Un effort considérable en matière de temps, d’assiduité, d’argent et de créativité intellectuelle est consacré par les gouvernements, les organisations et les centres de recherche pour perpétuer la mémoire de toutes les tragédies subies par le peuple juif au cours de son histoire. Le même zèle est déployé pour rechercher un soupçon de terrorisme dans tout ce qui est arabe ou musulman. Si la moitié de cet effort avait été consacrée à trouver une accommodation entre les Israéliens et leurs voisins palestiniens, un arrangement acceptable entre les deux nations aurait pu être trouvé il y a bien longtemps.
La responsabilité de faire le premier pas revient essentiellement aux Israéliens, car ils sont les occupants. Quant aux Palestiniens, ils doivent agir comme un partenaire à part entière. Bien que cela soit pénible pour eux, et malgré toutes leurs souffrances, les Palestiniens en Cisjordanie, à Gaza et partout dans le monde doivent œuvrer et persévérer pour renforcer leur ténacité, tant interne qu’externe, afin de ne pas rater l’occasion de trouver un accommodement réciproque avec leur adversaire avant que la possibilité d’une paix éventuelle ne disparaisse à jamais.
Toute « offre généreuse » faite par Israël au Palestiniens et « rejetée par le leader défunt Yasser Arafat », comme ne cesse de le répéter, l’ancien Premier ministre israélien, le général Ehud Barak, n’est que palabre et ne dépasse pas les expressions publicitaires choc inventées de temps à autre et incrustées dans la tête du public comme étant une vérité absolue. Barak ne fait que répéter ce mantra qui ressemble au dicton de « terre sans peuple pour un peuple sans terre », et tout le monde le répète après lui comme un perroquet. On sait fort bien que ce n’est pas vrai, et que si la situation avait été renversée, il aurait été le premier à refuser cette offre « généreuse ».

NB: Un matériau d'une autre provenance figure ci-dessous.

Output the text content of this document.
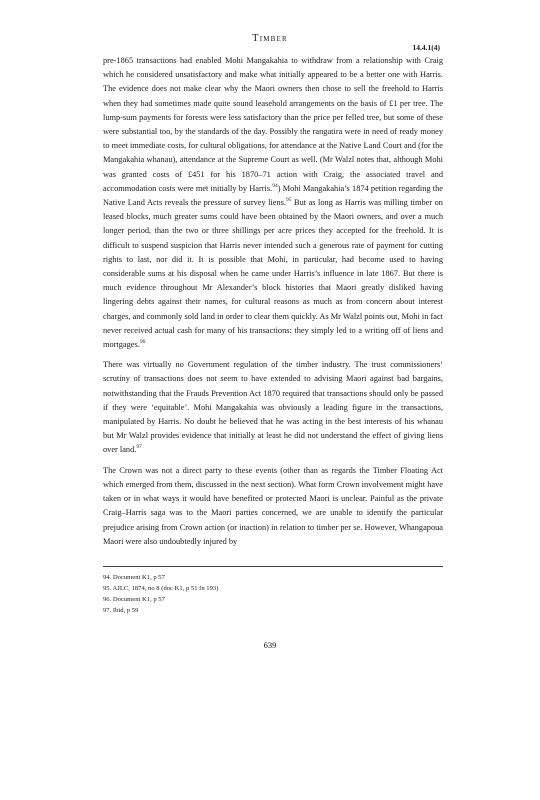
Timber
14.4.1(4)

pre-1865 transactions had enabled Mohi Mangakahia to withdraw from a relationship with Craig which he considered unsatisfactory and make what initially appeared to be a better one with Harris. The evidence does not make clear why the Maori owners then chose to sell the freehold to Harris when they had sometimes made quite sound leasehold arrangements on the basis of £1 per tree. The lump-sum payments for forests were less satisfactory than the price per felled tree, but some of these were substantial too, by the standards of the day. Possibly the rangatira were in need of ready money to meet immediate costs, for cultural obligations, for attendance at the Native Land Court and (for the Mangakahia whanau), attendance at the Supreme Court as well. (Mr Walzl notes that, although Mohi was granted costs of £451 for his 1870–71 action with Craig, the associated travel and accommodation costs were met initially by Harris.$^{94}$) Mohi Mangakahia’s 1874 petition regarding the Native Land Acts reveals the pressure of survey liens.$^{95}$ But as long as Harris was milling timber on leased blocks, much greater sums could have been obtained by the Maori owners, and over a much longer period, than the two or three shillings per acre prices they accepted for the freehold. It is difficult to suspend suspicion that Harris never intended such a generous rate of payment for cutting rights to last, nor did it. It is possible that Mohi, in particular, had become used to having considerable sums at his disposal when he came under Harris’s influence in late 1867. But there is much evidence throughout Mr Alexander’s block histories that Maori greatly disliked having lingering debts against their names, for cultural reasons as much as from concern about interest charges, and commonly sold land in order to clear them quickly. As Mr Walzl points out, Mohi in fact never received actual cash for many of his transactions: they simply led to a writing off of liens and mortgages.$^{96}$

There was virtually no Government regulation of the timber industry. The trust commissioners’ scrutiny of transactions does not seem to have extended to advising Maori against bad bargains, notwithstanding that the Frauds Prevention Act 1870 required that transactions should only be passed if they were ‘equitable’. Mohi Mangakahia was obviously a leading figure in the transactions, manipulated by Harris. No doubt he believed that he was acting in the best interests of his whanau but Mr Walzl provides evidence that initially at least he did not understand the effect of giving liens over land.$^{97}$

The Crown was not a direct party to these events (other than as regards the Timber Floating Act which emerged from them, discussed in the next section). What form Crown involvement might have taken or in what ways it would have benefited or protected Maori is unclear. Painful as the private Craig–Harris saga was to the Maori parties concerned, we are unable to identify the particular prejudice arising from Crown action (or inaction) in relation to timber per se. However, Whangapoua Maori were also undoubtedly injured by

94. Document K1, p 57
95. AJLC, 1874, no 8 (doc K1, p 51 fn 193)
96. Document K1, p 57
97. Ibid, p 59
639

Les croyants juifs ont déjà réalisé le rassemblement tant rêvé de leur histoire, qui a aussi mis entre leurs mains non seulement les lieux saints juifs, mais aussi ceux des chrétiens et des musulmans. La politique suivie du gouvernement d’Israël, parlant au nom des Juifs du monde entier de soustraire progressivement plus de terres aux Palestiniens pour construire des colonies ou d’autres prétextes, ne constitue qu’une convoitise institutionnalisée. Heureusement, tous les Juifs en Israël et partout ailleurs ne soutiennent pas ce genre de pratique.

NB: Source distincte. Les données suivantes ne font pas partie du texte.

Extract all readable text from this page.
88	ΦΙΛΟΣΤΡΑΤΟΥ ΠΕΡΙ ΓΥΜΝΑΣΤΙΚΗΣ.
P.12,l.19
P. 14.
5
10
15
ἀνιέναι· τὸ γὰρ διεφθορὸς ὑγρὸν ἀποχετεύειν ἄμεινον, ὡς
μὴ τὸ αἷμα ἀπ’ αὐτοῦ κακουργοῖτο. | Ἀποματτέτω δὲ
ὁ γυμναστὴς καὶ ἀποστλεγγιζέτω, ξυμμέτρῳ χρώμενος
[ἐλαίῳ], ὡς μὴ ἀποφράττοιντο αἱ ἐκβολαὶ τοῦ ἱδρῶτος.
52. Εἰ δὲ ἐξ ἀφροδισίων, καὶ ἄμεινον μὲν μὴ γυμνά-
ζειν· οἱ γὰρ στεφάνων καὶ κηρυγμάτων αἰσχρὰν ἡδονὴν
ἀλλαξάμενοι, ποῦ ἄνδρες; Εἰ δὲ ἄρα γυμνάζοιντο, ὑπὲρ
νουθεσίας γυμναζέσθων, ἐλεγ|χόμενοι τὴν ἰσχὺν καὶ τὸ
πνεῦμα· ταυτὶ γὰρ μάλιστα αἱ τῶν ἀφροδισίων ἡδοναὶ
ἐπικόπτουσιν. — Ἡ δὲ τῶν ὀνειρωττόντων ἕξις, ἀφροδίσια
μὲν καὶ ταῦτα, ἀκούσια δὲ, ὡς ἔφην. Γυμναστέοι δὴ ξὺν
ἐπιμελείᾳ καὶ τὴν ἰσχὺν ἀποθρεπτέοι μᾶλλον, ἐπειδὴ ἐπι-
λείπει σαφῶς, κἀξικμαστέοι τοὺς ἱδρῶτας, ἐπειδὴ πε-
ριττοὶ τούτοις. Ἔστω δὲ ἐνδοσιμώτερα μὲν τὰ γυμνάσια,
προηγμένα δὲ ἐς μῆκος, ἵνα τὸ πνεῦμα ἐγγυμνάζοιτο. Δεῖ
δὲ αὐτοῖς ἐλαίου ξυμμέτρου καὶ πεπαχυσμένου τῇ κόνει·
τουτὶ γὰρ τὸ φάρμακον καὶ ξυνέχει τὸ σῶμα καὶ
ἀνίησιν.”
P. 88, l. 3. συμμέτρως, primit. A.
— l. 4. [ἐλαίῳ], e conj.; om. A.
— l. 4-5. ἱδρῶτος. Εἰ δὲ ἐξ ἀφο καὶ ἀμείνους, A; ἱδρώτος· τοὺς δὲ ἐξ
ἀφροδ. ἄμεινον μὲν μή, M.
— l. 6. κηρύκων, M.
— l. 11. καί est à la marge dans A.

Dans son livre publié en 2009 et intitulé « Un État, deux États: résoudre le conflit entre Israël et la Palestine » à propos des différentes idées flottantes concernant d’éventuelles solutions futures à la question palestinienne, l’écrivain Benny Morris cite à contrecœur des passages d’un article intitulé « Israël : l’alternative », publié par l’écrivain Tony Judt « lui-même un Juif de la Shoah », en 2003 dans la « New York Review of Books », disant que « les Juifs qui ne sont pas citoyens d’Israël se sentent exposés à la critique et se trouvent vulnérables pour des choses qu’ils n’ont pas commises (Benny Morris explique que Judt désigne le comportement d’Israël dans les Territoires occupés). Mais aujourd’hui c’est un état juif et non un état chrétien qui les tient en otages par ses actions. Et Judt ajoute que « la vérité déprimante est qu’aujourd’hui Israël est mauvais pour les Juifs ».37
Benny Morris indique qu’il « est clair aujourd’hui qu’aucun leader israélien ne va initier un retrait de la Cisjordanie, soit unilatéralement, soit en accord avec les Palestiniens, avant que Tsahal n’acquiert les moyens techniques nécessaires pour protéger ses centres peuplés des attaques par missiles à courte portée (c'est-à-dire celles lancées à partir de Gaza). Mais ceci n’est qu’une échappatoire, la vraie raison étant qu’ils ne veulent pas laisser la terre s’échapper d’entre leurs mains. Selon Benny Morris, « une majorité des Israéliens continue de soutenir un retrait de la Cisjordanie dans le contexte d’un accord de paix avec les Palestiniens ». Néanmoins Morris explique sa phrase en disant qu’il « n’est pas clair si la majorité des Israéliens soutiendrait un accord stipulant un retrait israélien de toute la ville de Jérusalem ou même d’une partie de la ville sans un accord de paix complet et définitif ». Se basant sur les résultats de sondages d’opinion, Morris conclut que «les sondages pris pendant des décennies ont constamment indiqué que la majorité écrasante des Israéliens soutient une partition et un règlement du conflit sur la base de deux états »38.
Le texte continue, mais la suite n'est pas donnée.